Lantern, Sean Hewitt: A Review

This debut collection feels very much like a prayer in praise of the natural world and the symbiosis between man and nature. Almost every poem is steeped in the language of the natural world and many make direct reference to religion.

From the opening poem ‘Leaf’, we are treated to natural images that feel both ancient and fresh :“each tree is an altar to time”, “every knot/guards a hushed cymbal of water”. However, this imagery is made more powerful through a pairing with aphorisms which give these poems even more weight, causing them to reverberate in the mind long after the last line:

“For even in the nighttime of life

it is worth living, just hold it.”

For many of the poems, I felt as if I was suspended in the gloaming – close to nature and a primordial language. In poems like ‘Barn Owls in Suffolk’ where we try to impose our language to describe the world around us “strange geometry/ of their faces funnelling the air” – it’s the use of the unexpected that keeps these poems weighted. The collection feels expository, which makes the exploratory and confessional ‘Dryad’ even more significant: “ keeping/ my secrets still in the folds of night.

“Dryad’ is an astonishing poem – haunting and otherworldly while also firmly rooted in place. There’s a stillness to these poems, a hushedness as if hearing them over the crackling of a fire – if a collection was a place, this would be in the bleak landscape as we are urged to come closer come closer and listen at the fire for the secrets.

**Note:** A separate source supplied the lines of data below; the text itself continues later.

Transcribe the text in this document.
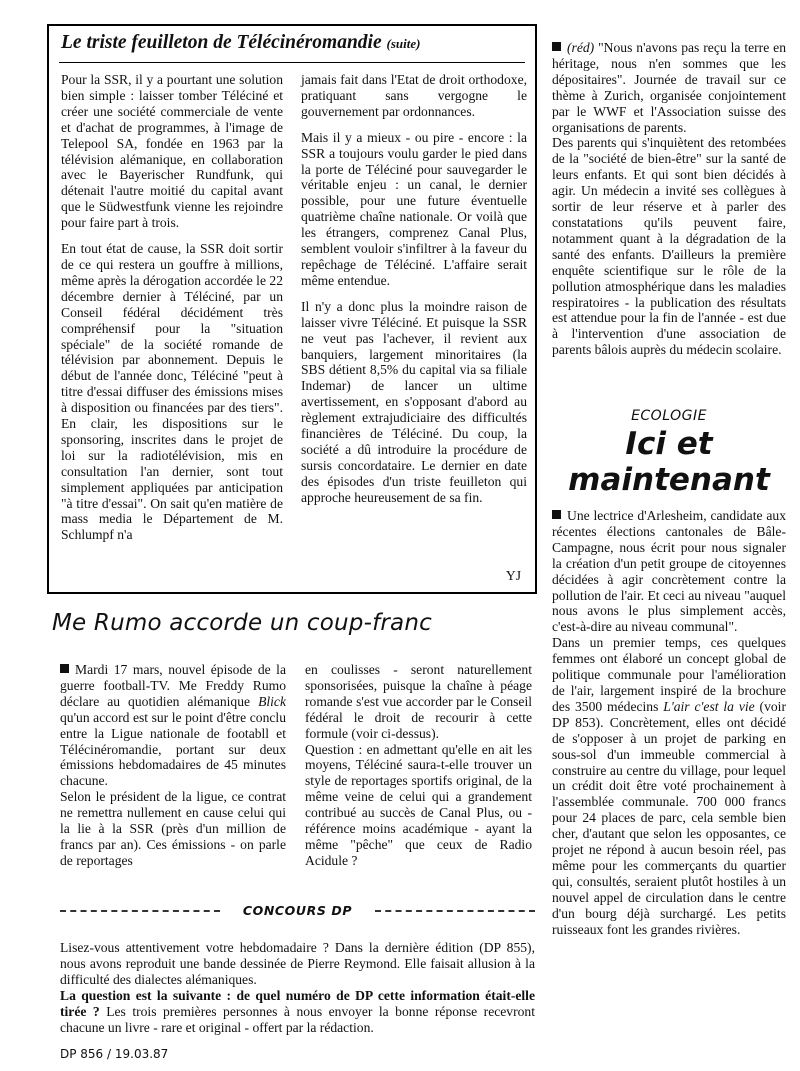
Le triste feuilleton de Télécinéromandie (suite)

Pour la SSR, il y a pourtant une solution bien simple : laisser tomber Téléciné et créer une société commerciale de vente et d'achat de programmes, à l'image de Telepool SA, fondée en 1963 par la télévision alémanique, en collaboration avec le Bayerischer Rundfunk, qui détenait l'autre moitié du capital avant que le Südwestfunk vienne les rejoindre pour faire part à trois.

En tout état de cause, la SSR doit sortir de ce qui restera un gouffre à millions, même après la dérogation accordée le 22 décembre dernier à Téléciné, par un Conseil fédéral décidément très compréhensif pour la "situation spéciale" de la société romande de télévision par abonnement. Depuis le début de l'année donc, Téléciné "peut à titre d'essai diffuser des émissions mises à disposition ou financées par des tiers". En clair, les dispositions sur le sponsoring, inscrites dans le projet de loi sur la radiotélévision, mis en consultation l'an dernier, sont tout simplement appliquées par anticipation "à titre d'essai". On sait qu'en matière de mass media le Département de M. Schlumpf n'a

jamais fait dans l'Etat de droit orthodoxe, pratiquant sans vergogne le gouvernement par ordonnances.

Mais il y a mieux - ou pire - encore : la SSR a toujours voulu garder le pied dans la porte de Téléciné pour sauvegarder le véritable enjeu : un canal, le dernier possible, pour une future éventuelle quatrième chaîne nationale. Or voilà que les étrangers, comprenez Canal Plus, semblent vouloir s'infiltrer à la faveur du repêchage de Téléciné. L'affaire serait même entendue.

Il n'y a donc plus la moindre raison de laisser vivre Téléciné. Et puisque la SSR ne veut pas l'achever, il revient aux banquiers, largement minoritaires (la SBS détient 8,5% du capital via sa filiale Indemar) de lancer un ultime avertissement, en s'opposant d'abord au règlement extrajudiciaire des difficultés financières de Téléciné. Du coup, la société a dû introduire la procédure de sursis concordataire. Le dernier en date des épisodes d'un triste feuilleton qui approche heureusement de sa fin.

YJ
Me Rumo accorde un coup-franc

Mardi 17 mars, nouvel épisode de la guerre football-TV. Me Freddy Rumo déclare au quotidien alémanique Blick qu'un accord est sur le point d'être conclu entre la Ligue nationale de footabll et Télécinéromandie, portant sur deux émissions hebdomadaires de 45 minutes chacune.

Selon le président de la ligue, ce contrat ne remettra nullement en cause celui qui la lie à la SSR (près d'un million de francs par an). Ces émissions - on parle de reportages

en coulisses - seront naturellement sponsorisées, puisque la chaîne à péage romande s'est vue accorder par le Conseil fédéral le droit de recourir à cette formule (voir ci-dessus).

Question : en admettant qu'elle en ait les moyens, Téléciné saura-t-elle trouver un style de reportages sportifs original, de la même veine de celui qui a grandement contribué au succès de Canal Plus, ou - référence moins académique - ayant la même "pêche" que ceux de Radio Acidule ?

CONCOURS DP

Lisez-vous attentivement votre hebdomadaire ? Dans la dernière édition (DP 855), nous avons reproduit une bande dessinée de Pierre Reymond. Elle faisait allusion à la difficulté des dialectes alémaniques.

La question est la suivante : de quel numéro de DP cette information était-elle tirée ? Les trois premières personnes à nous envoyer la bonne réponse recevront chacune un livre - rare et original - offert par la rédaction.

DP 856 / 19.03.87

(réd) "Nous n'avons pas reçu la terre en héritage, nous n'en sommes que les dépositaires". Journée de travail sur ce thème à Zurich, organisée conjointement par le WWF et l'Association suisse des organisations de parents.

Des parents qui s'inquiètent des retombées de la "société de bien-être" sur la santé de leurs enfants. Et qui sont bien décidés à agir. Un médecin a invité ses collègues à sortir de leur réserve et à parler des constatations qu'ils peuvent faire, notamment quant à la dégradation de la santé des enfants. D'ailleurs la première enquête scientifique sur le rôle de la pollution atmosphérique dans les maladies respiratoires - la publication des résultats est attendue pour la fin de l'année - est due à l'intervention d'une association de parents bâlois auprès du médecin scolaire.

ECOLOGIE

Ici et
maintenant

Une lectrice d'Arlesheim, candidate aux récentes élections cantonales de Bâle-Campagne, nous écrit pour nous signaler la création d'un petit groupe de citoyennes décidées à agir concrètement contre la pollution de l'air. Et ceci au niveau "auquel nous avons le plus simplement accès, c'est-à-dire au niveau communal".

Dans un premier temps, ces quelques femmes ont élaboré un concept global de politique communale pour l'amélioration de l'air, largement inspiré de la brochure des 3500 médecins L'air c'est la vie (voir DP 853). Concrètement, elles ont décidé de s'opposer à un projet de parking en sous-sol d'un immeuble commercial à construire au centre du village, pour lequel un crédit doit être voté prochainement à l'assemblée communale. 700 000 francs pour 24 places de parc, cela semble bien cher, d'autant que selon les opposantes, ce projet ne répond à aucun besoin réel, pas même pour les commerçants du quartier qui, consultés, seraient plutôt hostiles à un nouvel appel de circulation dans le centre d'un bourg déjà surchargé. Les petits ruisseaux font les grandes rivières.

‘Kyrie’ also stands out with its ‘mercy refrain’ and references to the haunting sound of a child crying meshed with the noise the speaker made when calling his mother to talk about the suicide of a loved one. It’s a very raw and powerful poem and perhaps central to the whole collection. This collection is about growing into manhood and ‘Kyrie’ seems the poem everything is weighted on. There’s also a fragility in the rawness of grief which is echoed in ‘Dryad’ and ‘Ilex’ which asks us to “witness how a fragile thing is raised”.

The journey into adulthood is a hesitant one, and there’s a sense of being lost in poems like ‘Moor’ and ‘Dormancy’ (a particularly beautiful poem about a morgue visit and the way experience grows in us like a seed “I sowed myself/ like a wych elm in a windless room.”) The entire collection is filled with revelations as the speaker looks to nature and religious ritual to guide himself through a difficult period. ‘Petition’ is about Lourdes – again filled with the sense of seeking solace, this is a Lourdes of nature, like a Catholic Epidaurus “I came here to see myself shattered and remade” “the moon/ has turned my skin to silver”. 

As the collection and the speaker matures, we glimpse light at the end of the tunnel, culminating in the release in ‘Hacksjon’: “I love/to plunge through the black glass/ of the lake, to make it echo/ with my body” 

This echo reverberates through the very last line of the last poem, ‘Wild Garlic’, as the collection ends on the beautiful “The world is dark/ but the wood is full of stars”. I’ve never had a tattoo, but I’ve been tempted to have this phrase inked somewhere. As a line, it perfectly encapsulates the collection – using nature in an fresh and inventive way to illuminate ancient but forgotten truths about mankind.